En el fútbol profesional, las cábalas y los rituales forman parte del folclore diario de los jugadores. Sin embargo, detrás de la imagen de Rodrigo De Paul masticando caramelos sobre el césped antes de cada partido con la Albiceleste, no se esconde una mera superstición deportiva, sino un profundo y conmovedor lazo familiar. La encargada de sacar a la luz este secreto fue Mónica, la madre del futbolista, quien detalló la tierna historia de su infancia que marcó a fuego el corazón del mediocampista.
“Los caramelos quedaron por el abuelo”, introdujo la mujer con evidente emoción, al explicar el origen de un hábito que hoy recorre las pantallas de todo el mundo. Según relató, cuando Rodrigo era apenas un niño y daba sus primeros pasos en las canchas, su abuelo materno era el encargado de llevarlo a cada uno de los entrenamientos. Para matizar la jornada y premiar su esfuerzo, el hombre le daba unas monedas con el único fin de que el pequeño pudiera comprarse sus dulces preferidos en el buffet del club.
Lo que el hoy jugador de la Selección argentina desconoció durante muchísimos años fue el enorme esfuerzo que implicaba ese pequeño gesto de afecto cotidiano. “Él nunca supo que esas monedas que le daba eran las monedas del viaje. Mi papá se volvía a la casa caminando y le daba esas monedas para que él se compre los caramelos cuando iba a entrenar”, confesó Mónica sobre el silencioso sacrificio de su padre, quien caminaba largas cuadras con tal de ver feliz a su nieto.

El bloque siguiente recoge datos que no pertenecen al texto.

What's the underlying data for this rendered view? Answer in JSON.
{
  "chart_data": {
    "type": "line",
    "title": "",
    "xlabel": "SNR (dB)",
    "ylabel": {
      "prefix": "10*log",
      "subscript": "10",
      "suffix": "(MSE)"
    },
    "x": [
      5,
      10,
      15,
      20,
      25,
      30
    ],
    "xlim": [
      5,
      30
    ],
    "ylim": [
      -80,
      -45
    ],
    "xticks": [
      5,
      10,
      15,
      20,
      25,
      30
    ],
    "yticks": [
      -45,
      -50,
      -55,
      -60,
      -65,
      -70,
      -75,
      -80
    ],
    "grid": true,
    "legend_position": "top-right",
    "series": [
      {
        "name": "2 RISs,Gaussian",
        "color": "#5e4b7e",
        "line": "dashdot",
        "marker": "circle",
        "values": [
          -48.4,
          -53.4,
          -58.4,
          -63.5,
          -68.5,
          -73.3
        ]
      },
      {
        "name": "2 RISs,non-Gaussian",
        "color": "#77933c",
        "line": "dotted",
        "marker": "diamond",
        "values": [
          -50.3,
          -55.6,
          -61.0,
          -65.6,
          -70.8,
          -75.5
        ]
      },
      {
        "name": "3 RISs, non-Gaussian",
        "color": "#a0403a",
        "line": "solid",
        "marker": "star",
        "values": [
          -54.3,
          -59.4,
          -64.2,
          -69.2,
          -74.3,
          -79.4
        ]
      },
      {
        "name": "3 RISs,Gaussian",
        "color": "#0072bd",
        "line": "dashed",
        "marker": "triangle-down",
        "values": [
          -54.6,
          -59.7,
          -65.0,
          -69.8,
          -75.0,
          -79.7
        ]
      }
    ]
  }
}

Ese recuerdo caló tan hondo en la memoria de De Paul que, con el paso de los años, decidió transformarlo en su ritual bandera antes de salir a competir en el máximo nivel. Para el volante, se consolidó como un gesto especial y como el reflejo de un sacrificio único que su abuelo hacía por él en sus comienzos.
Lamentablemente, el destino impidió que el hombre pudiera presenciar el despegue de la carrera de su nieto en el plano profesional. “El abuelo nunca lo pudo ver debutar en Primera, porque mi papá falleció en el 2009, ni lo vio en la Selección tampoco“, lamentó la madre de Rodrigo, aunque cerró con una frase colmada de fe y orgullo que sintetiza el espíritu de la familia: “Desde donde esté, lo ve”.